Hay un
proyecto que me gusta trabajar con mis changos en la secundaria, que trata de
elaborar biografías; lo que hago distinto es que, en lugar de hacerla sobre un
personaje, como lo sugiere el programa, les llevo a la construcción biográfica
de alguno de sus abuelos, hecho que considero importante porque estoy convencido de que
debemos tener conocimiento de dónde venimos y el camino que hemos recorrido
gracias a quienes nos anteceden.
Mis alumnos se emocionan con su
trabajo y, conforme avanzan en la producción, se dan cuenta que hay detalles de
la historia de sus propios padres que no conocen y, a su vez, cositas que sus
padres desconocen de sus padres, es decir, de los abuelos, ¿qué cosas no?
Para fortuna de mis hijas, por
ejemplo, su abuelo –mi papá- siempre habla de su historia; además, hace algunos
años escribió una biografía que compartió con nuestra familia y amigos; para mi
suerte, la vida de mi abuela paterna no me es del todo desconocida por ese
mismo texto que escribiera mi padre; sin embargo, sobre mis abuelos maternos,
no conozco casi nada –o nada- de su origen, aunque viví de cerca su partida.
Hace unos días, mientras esperaba
a que mi esposa saliera contenta del Oxxo con su café, escuché una canción que,
cuando me dedicaba a cantar, se me atoraba en la garganta; ahora que me topé con esa historia de
nuevo, como auditorio, no me fue posible oír siquiera sus compases sin evitar el
nudo en la garganta y alguna lagrimilla rebelde que se evaporó al tocar mis
pestañas. No, la canción no trata de mi abuelo, pero sí de uno, que según la
historia, llegó de lejos porque sus oportunidades en su tierra se acabaron y,
al llegar a esa nueva patria formó su familia y el trazo del camino que anduvo
hasta el fin de sus días, cuando le pidió a su nieto que volviera a su terruño
a avisar que había dado todo en otro lugar.

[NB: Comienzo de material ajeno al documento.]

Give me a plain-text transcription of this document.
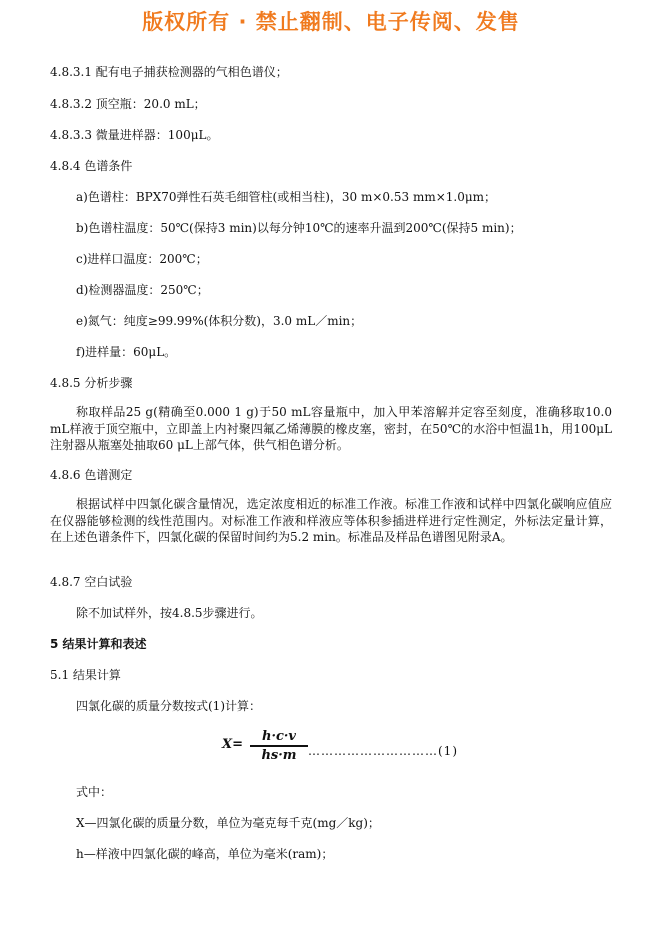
版权所有 · 禁止翻制、电子传阅、发售
4.8.3.1 配有电子捕获检测器的气相色谱仪；
4.8.3.2 顶空瓶：20.0 mL；
4.8.3.3 微量进样器：100μL。
4.8.4 色谱条件
a)色谱柱：BPX70弹性石英毛细管柱(或相当柱)，30 m×0.53 mm×1.0μm；
b)色谱柱温度：50℃(保持3 min)以每分钟10℃的速率升温到200℃(保持5 min)；
c)进样口温度：200℃；
d)检测器温度：250℃；
e)氮气：纯度≥99.99%(体积分数)，3.0 mL／min；
f)进样量：60μL。
4.8.5 分析步骤
称取样品25 g(精确至0.000 1 g)于50 mL容量瓶中，加入甲苯溶解并定容至刻度，准确移取10.0 mL样液于顶空瓶中，立即盖上内衬聚四氟乙烯薄膜的橡皮塞，密封，在50℃的水浴中恒温1h，用100μL注射器从瓶塞处抽取60 μL上部气体，供气相色谱分析。
4.8.6 色谱测定
根据试样中四氯化碳含量情况，选定浓度相近的标准工作液。标准工作液和试样中四氯化碳响应值应在仪器能够检测的线性范围内。对标准工作液和样液应等体积参插进样进行定性测定，外标法定量计算，在上述色谱条件下，四氯化碳的保留时间约为5.2 min。标准品及样品色谱图见附录A。
4.8.7 空白试验
除不加试样外，按4.8.5步骤进行。
5 结果计算和表述
5.1 结果计算
四氯化碳的质量分数按式(1)计算：
X=
h·c·v
hs·m …………………………(1)
式中：
X—四氯化碳的质量分数，单位为毫克每千克(mg／kg)；
h—样液中四氯化碳的峰高，单位为毫米(ram)；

No sé, porque nunca lo hablamos,
los motivos de mi abuelo para dejar Agujitas, Coahuila, pero supongo que su
trabajo en las minas no le permitiría hacer lo que hizo en su vida; tampoco sé
cómo conoció a mi abuela, no me lo quiso contar; ni sobre su primer matrimonio,
del que tengo entendido enviudó y le dejó dos hijos que acogió mi abuela como
propios; tampoco conocí el origen de su oficio, pero también lo viví cercano;
me contó cómo dejó de fumar y por qué caminaba todas las mañanas hasta el
mercado de abastos, por qué no hacía coraje y cómo evitaba decir maldiciones.

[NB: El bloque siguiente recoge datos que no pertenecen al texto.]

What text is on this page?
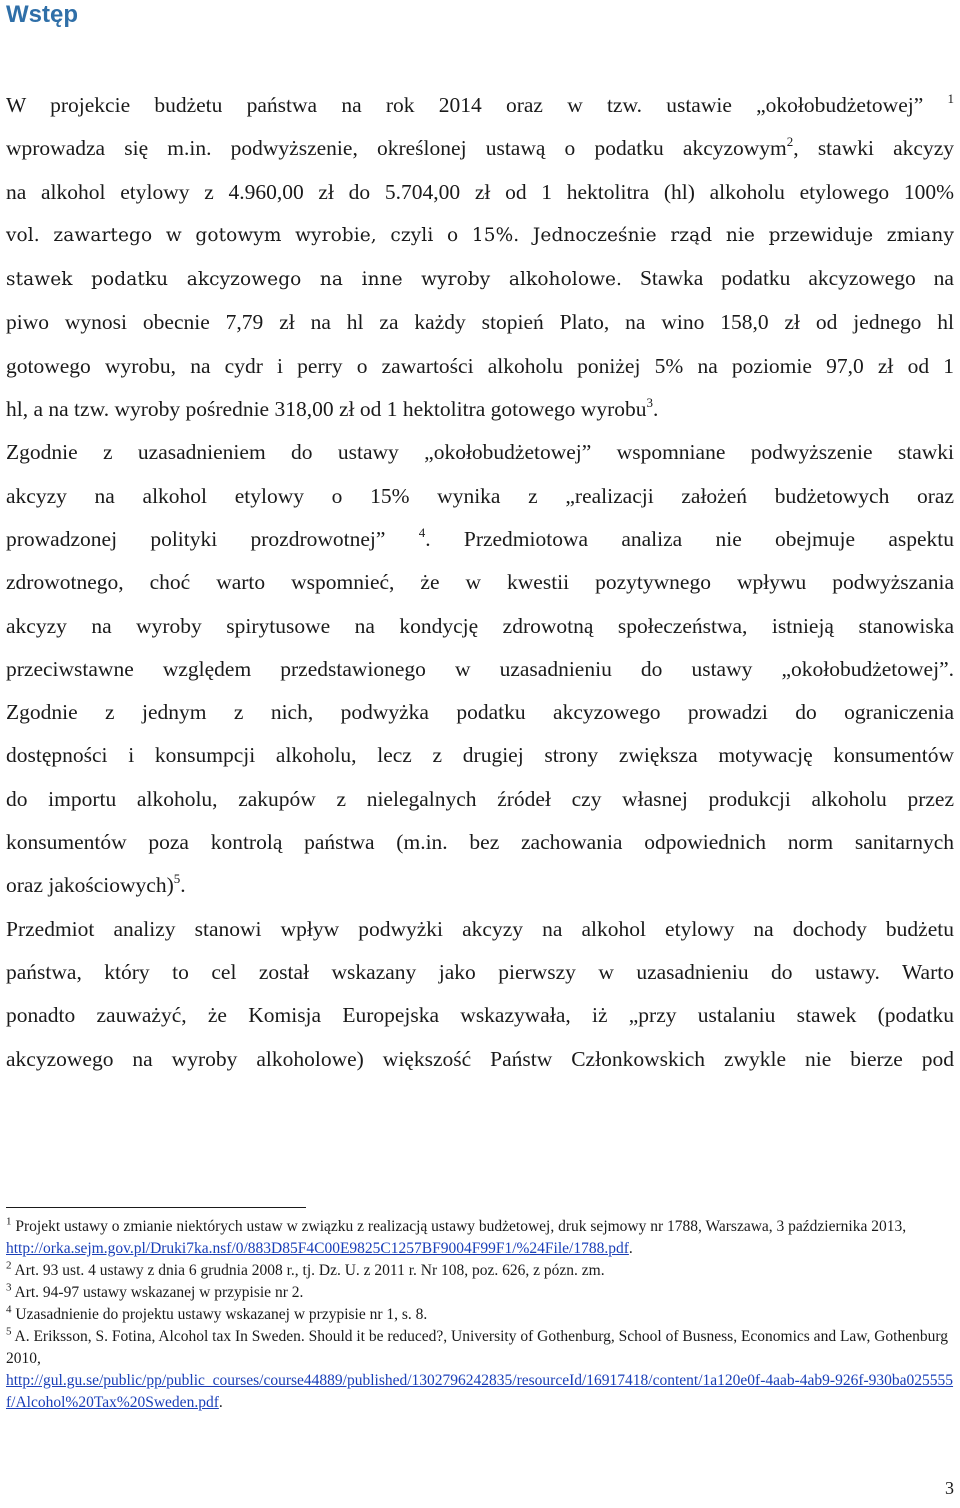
Wstęp

W projekcie budżetu państwa na rok 2014 oraz w tzw. ustawie „okołobudżetowej” $^1$
wprowadza się m.in. podwyższenie, określonej ustawą o podatku akcyzowym$^2$, stawki akcyzy
na alkohol etylowy z 4.960,00 zł do 5.704,00 zł od 1 hektolitra (hl) alkoholu etylowego 100%
vol. zawartego w gotowym wyrobie, czyli o 15%. Jednocześnie rząd nie przewiduje zmiany
stawek podatku akcyzowego na inne wyroby alkoholowe. Stawka podatku akcyzowego na
piwo wynosi obecnie 7,79 zł na hl za każdy stopień Plato, na wino 158,0 zł od jednego hl
gotowego wyrobu, na cydr i perry o zawartości alkoholu poniżej 5% na poziomie 97,0 zł od 1
hl, a na tzw. wyroby pośrednie 318,00 zł od 1 hektolitra gotowego wyrobu$^3$.

Zgodnie z uzasadnieniem do ustawy „okołobudżetowej” wspomniane podwyższenie stawki
akcyzy na alkohol etylowy o 15% wynika z „realizacji założeń budżetowych oraz
prowadzonej polityki prozdrowotnej”	$^4$. Przedmiotowa analiza nie obejmuje aspektu
zdrowotnego, choć warto wspomnieć, że w kwestii pozytywnego wpływu podwyższania
akcyzy na wyroby spirytusowe na kondycję zdrowotną społeczeństwa, istnieją stanowiska
przeciwstawne względem przedstawionego w uzasadnieniu do ustawy „okołobudżetowej”.
Zgodnie z jednym z nich, podwyżka podatku akcyzowego prowadzi do ograniczenia
dostępności i konsumpcji alkoholu, lecz z drugiej strony zwiększa motywację konsumentów
do importu alkoholu, zakupów z nielegalnych źródeł czy własnej produkcji alkoholu przez
konsumentów poza kontrolą państwa (m.in. bez zachowania odpowiednich norm sanitarnych
oraz jakościowych)$^5$.

Przedmiot analizy stanowi wpływ podwyżki akcyzy na alkohol etylowy na dochody budżetu
państwa, który to cel został wskazany jako pierwszy w uzasadnieniu do ustawy. Warto
ponadto zauważyć, że Komisja Europejska wskazywała, iż „przy ustalaniu stawek (podatku
akcyzowego na wyroby alkoholowe) większość Państw Członkowskich zwykle nie bierze pod

$^1$ Projekt ustawy o zmianie niektórych ustaw w związku z realizacją ustawy budżetowej, druk sejmowy nr 1788, Warszawa, 3 października 2013,
http://orka.sejm.gov.pl/Druki7ka.nsf/0/883D85F4C00E9825C1257BF9004F99F1/%24File/1788.pdf.

$^2$ Art. 93 ust. 4 ustawy z dnia 6 grudnia 2008 r., tj. Dz. U. z 2011 r. Nr 108, poz. 626, z pózn. zm.

$^3$ Art. 94-97 ustawy wskazanej w przypisie nr 2.

$^4$ Uzasadnienie do projektu ustawy wskazanej w przypisie nr 1, s. 8.

$^5$ A. Eriksson, S. Fotina, Alcohol tax In Sweden. Should it be reduced?, University of Gothenburg, School of Busness, Economics and Law, Gothenburg 2010,
http://gul.gu.se/public/pp/public_courses/course44889/published/1302796242835/resourceId/16917418/content/1a120e0f-4aab-4ab9-926f-930ba025555f/Alcohol%20Tax%20Sweden.pdf.

3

Esto último no lo aprendí… ni lo primero tampoco.
Recuerdo que mi viejito lloraba
sin que nadie se diera cuenta, a menos que le conocieran; el puchero era su
gesto. Recuerdo el último día de mi estancia en su casa, después de casi un año
de acompañarlo: Había cobrado mi primer cheque como promotor cultural y decidí,
después de feriarlo, dárselo. No quería aceptarlo, pero después de escuchar mis
razones no tuvo otra opción y lo tomó, no sin soltar dos o tres lagrimillas con
sus respectivos pucheros. Cuando se fue, según me contó mi madre, tenía guardado
ese dinero en un sobre, junto al talón de cheque que también le entregué.
No es que lo extrañe, en serio;
sino que me parece que no platicamos lo suficiente de todo, aunque hablamos
mucho.
Y el abuelo entonces, cuando yo era niño, me hablaba (…) del viento del norte, de la vieja aldea y de sus montañas. Le gustaba tanto recordar las cosas que llevo grabadas muy dentro del alma...
Bueno bai.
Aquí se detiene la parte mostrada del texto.